= Randolph Edgar Haugan =

American writer

Randolph E. Haugan (July 31, 1902 – February 18, 1985) was an American writer, editor, and publisher.

==Background==
Randolph Edgar Haugan was born in Martell, Pierce County, Wisconsin to immigrant parents from Norway. He was the youngest child of Torgeir Halvorson Haugan (1864–1915) and Hilda Dorothea Josephine (Ehrhardt) Haugan. His father was a Lutheran minister from Haugan near Brunkeberg in the Kviteseid Municipality of Telemark County, Norway, who had immigrated to the United States in 1883. Haugan was a graduate of St. Olaf College (B. A. 1924).

==Career==
From 1928 to 1970, Haugan held the position of general manager for Augsburg Publishing House. He was author and editor of Lutheran church publications, including summaries of the beliefs and practices and information relating to the Evangelical Lutheran Church in America.

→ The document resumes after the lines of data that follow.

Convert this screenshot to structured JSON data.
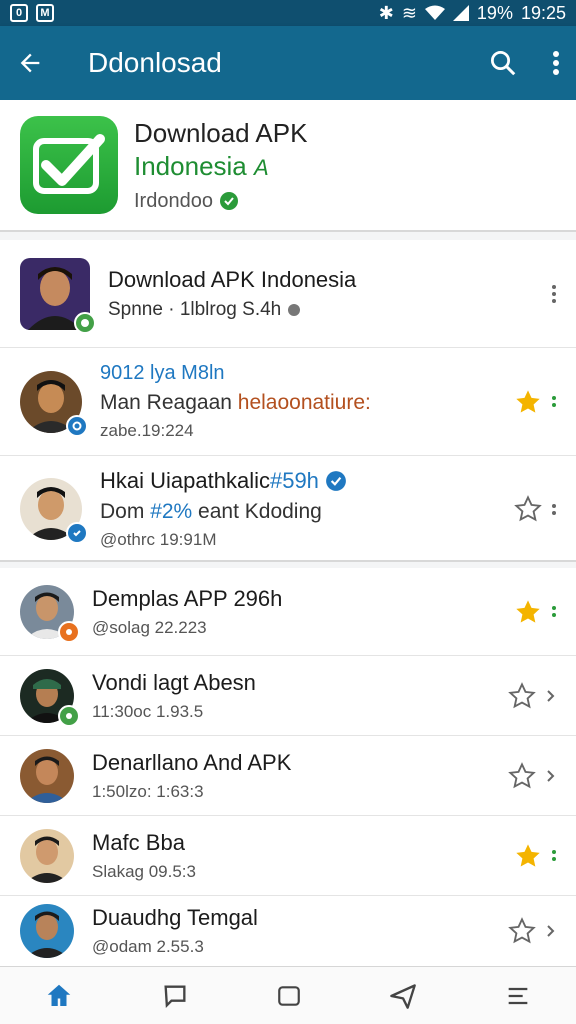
{
  "status": {
    "percent": "19%",
    "time": "19:25"
  },
  "appbar": {
    "title": "Ddonlosad"
  },
  "app": {
    "name_line1": "Download APK",
    "name_line2": "Indonesia",
    "name_suffix": "A",
    "publisher": "Irdondoo"
  },
  "colors": {
    "appbar": "#13688e",
    "green": "#2b9b3a",
    "star": "#f4b400",
    "link": "#1f78c1"
  },
  "section1": [
    {
      "line1": "Download APK Indonesia",
      "line2": "Spnne · 1lblrog S.4h",
      "badge": "green",
      "starred": null,
      "skin": "#c58a5f",
      "bg": "#3a2a66"
    },
    {
      "line1": "9012 lya M8ln",
      "line2a": "Man Reagaan ",
      "line2b": "helaoonatiure:",
      "line3": "zabe.19:224",
      "badge": "blue",
      "starred": true,
      "skin": "#c68b55",
      "bg": "#6b4a2a"
    },
    {
      "line1a": "Hkai Uiapathkalic ",
      "line1b": "#59h",
      "line2a": "Dom ",
      "line2b": "#2%",
      "line2c": " eant Kdoding",
      "line3": "@othrc 19:91M",
      "badge": "blue",
      "starred": false,
      "skin": "#cf9a6a",
      "bg": "#e8e0d2"
    }
  ],
  "section2": [
    {
      "line1": "Demplas APP 296h",
      "line2": "@solag 22.223",
      "badge": "orange",
      "starred": true,
      "skin": "#c8956a",
      "bg": "#7a8a9a"
    },
    {
      "line1": "Vondi lagt Abesn",
      "line2": "11:30oc 1.93.5",
      "badge": "green",
      "starred": false,
      "skin": "#b57e52",
      "bg": "#1c2a22"
    },
    {
      "line1": "Denarllano And APK",
      "line2": "1:50lzo: 1:63:3",
      "badge": null,
      "starred": false,
      "skin": "#c4875a",
      "bg": "#8a5a32"
    },
    {
      "line1": "Mafc Bba",
      "line2": "Slakag 09.5:3",
      "badge": null,
      "starred": true,
      "skin": "#cf9a6e",
      "bg": "#e2c9a2"
    },
    {
      "line1": "Duaudhg Temgal",
      "line2": "@odam 2.55.3",
      "badge": null,
      "starred": false,
      "skin": "#b8835a",
      "bg": "#2a86c0"
    }
  ],
  "nav": [
    "home-icon",
    "chat-icon",
    "square-icon",
    "send-icon",
    "menu-icon"
  ]
}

Haugan was knighted by King Haakon VII of Norway during World War II for his service to American Relief for Norway, Inc. for which he was Minnesota state director. Haugan was also a charter member of the Ampersander Society of Minneapolis and a contributing member of the Norwegian-American Historical Association. He served as chairman of the St. Olaf College Board of Trustees.

Haugan is most frequently associated with Christmas: An American Annual of Christmas Literature and Art, a series he initiated in 1931 and edited throughout the remainder of his career. This English language edition succeeded Jul i Vesterheimen, a Norwegian language Christmas annual previously published by Augsburg Publishing.

==Selected works==
- The 1924-25 Viking Yearbook (Fiftieth Anniversary). (Northfield, Minnesota: St. Olaf College, 1925.
- My Christian Faith. Minneapolis: Augsburg Publishing, 1937.
- Forward March of Faith: The Story of A Church. Minneapolis: Augsburg Publishing, 1943.